Counting minor skirmishes and interventions, America has been in conflict with enemies foreign and domestic for most of its history. Always in the past after a major conflict, the military would draw down its personnel and weaponry and return to a reduced level that was considered the peacetime military norm, even if small conflicts were bound to flare up. Again after World War II, it appeared the armed forces would follow the pattern and draw down, and indeed they did for several years in the late 1940s. But then the Berlin Airlift happened, heightening tensions with the Soviet Union, and more or less beginning the Cold War. Shortly after that came the Korean War. The country has pretty well been on a war footing ever since, a condition President Eisenhower warned against in his 1961 farewell address when he spoke of the military-industrial complex.

The Ladies' home journal (1948) (14763515784)
From The Ladies’ Home Journal in 1948, an article in the magazine described the trials of a young family making ends meet. Here the father balances the family books while the mother irons clothes. No doubt they juggled income and expenses in the hundreds or thousands of dollars, not billions or trillions.
In a 2012 speech at the Democratic National Convention, President Obama anticipated a peace dividend from reductions in American involvement in Afghanistan and Iraq, a dividend he said he would use to pay down the national debt and put Americans back to work repairing and improving infrastructure at home. Like the Cold War peace dividend, the dividend that was supposed to follow from over a decade of middle eastern wars also proved illusory. For one thing, our enormous military spending, larger than the military budgets of the next eight biggest spenders combined, has been done with borrowed money. Claiming a reduction in military spending would yield a dividend from the balance is like a homeowner taking $20 out of the household budget meant for repayment of various debts and calling it a windfall. Not only will the homeowner have to repay the $20 next month, but he or she will have to come up with an additional $20 to make up for the shortfall.

 

The other thing about this country’s huge military is that some interested parties in the military and in the defense industry like to keep it sky high.
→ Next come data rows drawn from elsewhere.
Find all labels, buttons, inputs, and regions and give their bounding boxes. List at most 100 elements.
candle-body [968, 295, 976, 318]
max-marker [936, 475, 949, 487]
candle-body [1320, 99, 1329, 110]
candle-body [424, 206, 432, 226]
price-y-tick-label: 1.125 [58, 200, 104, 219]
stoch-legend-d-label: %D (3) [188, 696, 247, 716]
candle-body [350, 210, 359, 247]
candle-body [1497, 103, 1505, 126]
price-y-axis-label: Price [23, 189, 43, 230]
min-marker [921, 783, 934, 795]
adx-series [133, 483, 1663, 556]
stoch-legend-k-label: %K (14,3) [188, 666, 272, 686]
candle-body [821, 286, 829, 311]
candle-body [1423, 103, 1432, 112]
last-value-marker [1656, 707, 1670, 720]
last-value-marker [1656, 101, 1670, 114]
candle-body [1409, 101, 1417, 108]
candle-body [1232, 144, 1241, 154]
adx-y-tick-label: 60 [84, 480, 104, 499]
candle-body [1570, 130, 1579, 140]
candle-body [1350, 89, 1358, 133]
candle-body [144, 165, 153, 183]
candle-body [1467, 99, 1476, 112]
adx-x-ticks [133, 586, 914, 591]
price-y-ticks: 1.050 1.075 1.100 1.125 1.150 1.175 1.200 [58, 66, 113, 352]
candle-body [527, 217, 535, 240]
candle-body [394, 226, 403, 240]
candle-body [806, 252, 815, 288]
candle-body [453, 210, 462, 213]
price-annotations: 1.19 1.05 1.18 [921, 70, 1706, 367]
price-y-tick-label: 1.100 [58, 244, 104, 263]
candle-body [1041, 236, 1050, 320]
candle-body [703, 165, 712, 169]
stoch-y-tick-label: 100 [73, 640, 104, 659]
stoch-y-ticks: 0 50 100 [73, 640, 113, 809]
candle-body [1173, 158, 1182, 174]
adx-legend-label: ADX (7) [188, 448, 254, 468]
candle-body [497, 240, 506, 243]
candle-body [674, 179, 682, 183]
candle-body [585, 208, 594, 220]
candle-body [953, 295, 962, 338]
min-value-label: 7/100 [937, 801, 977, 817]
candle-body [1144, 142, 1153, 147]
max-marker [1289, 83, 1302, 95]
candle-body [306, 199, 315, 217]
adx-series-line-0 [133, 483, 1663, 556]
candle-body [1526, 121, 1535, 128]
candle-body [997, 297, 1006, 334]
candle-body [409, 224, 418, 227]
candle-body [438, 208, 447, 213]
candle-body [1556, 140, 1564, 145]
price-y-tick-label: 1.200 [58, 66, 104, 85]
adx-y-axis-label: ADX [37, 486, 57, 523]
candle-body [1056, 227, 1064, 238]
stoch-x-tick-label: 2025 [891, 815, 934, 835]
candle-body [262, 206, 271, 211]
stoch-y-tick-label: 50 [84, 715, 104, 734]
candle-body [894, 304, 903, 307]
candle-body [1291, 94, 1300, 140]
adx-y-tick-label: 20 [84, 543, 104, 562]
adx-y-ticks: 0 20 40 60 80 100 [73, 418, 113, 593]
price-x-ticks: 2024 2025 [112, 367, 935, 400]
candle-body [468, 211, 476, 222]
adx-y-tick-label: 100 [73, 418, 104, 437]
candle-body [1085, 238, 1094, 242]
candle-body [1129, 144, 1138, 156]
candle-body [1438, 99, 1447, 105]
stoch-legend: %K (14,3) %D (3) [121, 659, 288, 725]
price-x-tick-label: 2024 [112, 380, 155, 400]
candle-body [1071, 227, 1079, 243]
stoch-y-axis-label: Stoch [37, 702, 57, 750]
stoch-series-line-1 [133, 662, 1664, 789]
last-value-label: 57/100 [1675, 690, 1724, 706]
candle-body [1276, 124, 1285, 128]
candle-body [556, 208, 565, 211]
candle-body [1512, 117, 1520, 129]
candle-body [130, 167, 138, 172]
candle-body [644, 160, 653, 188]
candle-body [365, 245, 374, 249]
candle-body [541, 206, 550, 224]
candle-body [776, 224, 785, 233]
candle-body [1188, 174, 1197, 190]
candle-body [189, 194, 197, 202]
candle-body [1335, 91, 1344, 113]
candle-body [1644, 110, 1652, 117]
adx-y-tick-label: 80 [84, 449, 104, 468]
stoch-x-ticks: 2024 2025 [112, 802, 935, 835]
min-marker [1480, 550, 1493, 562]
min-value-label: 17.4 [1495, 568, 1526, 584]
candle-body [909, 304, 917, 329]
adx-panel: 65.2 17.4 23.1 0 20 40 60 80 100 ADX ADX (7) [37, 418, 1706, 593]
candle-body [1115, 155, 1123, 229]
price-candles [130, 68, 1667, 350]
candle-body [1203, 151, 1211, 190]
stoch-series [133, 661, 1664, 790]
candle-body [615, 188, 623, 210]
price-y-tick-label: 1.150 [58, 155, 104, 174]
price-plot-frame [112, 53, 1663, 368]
That is what Eisenhower was warning us about in 1961. These are people who, while they may not like war exactly – when it comes to actual military service, for instance, a good many of them seem to have other priorities – nonetheless have acquired a taste for the profits and power of the military-industrial complex. They are the friends of Halliburton and Blackwater, and they are in high places. They are the people who will see to it a peace dividend never gets beyond their own sticky fingers into the wallets of the American people who have paid for all their boondoggles.

From Mel Brooks’s 1974 film Blazing Saddles, with Harvey Korman and Robyn Hilton, and Mel Brooks himself as the Governor, this scene could just as well be depicting activities in the modern day Oval Office as in a fictional governor’s office in 1874. Warning: foul language.

There will not be enough money in the federal budget for fixing the nation’s infrastructure, moreover bringing it up to 21st century standards, until the obscene amounts spent on the military-industrial complex are drastically reduced. There will not be enough money for health care, for public education, for Social Security, for fighting climate change by ditching the fossil fuel industry in favor of renewable energy, for doing all the things we want to do to improve our society as a whole, and not merely improve the fortunes of the oligarchy, if we do not come to our senses regarding our budget for interfering around the world and in some unintended ways making it a more dangerous place. Throwing all that borrowed money into the war machine for the past 70 years has bought us a grand house, with a grand mortgage to match, and meanwhile the termites have been busy at the foundations.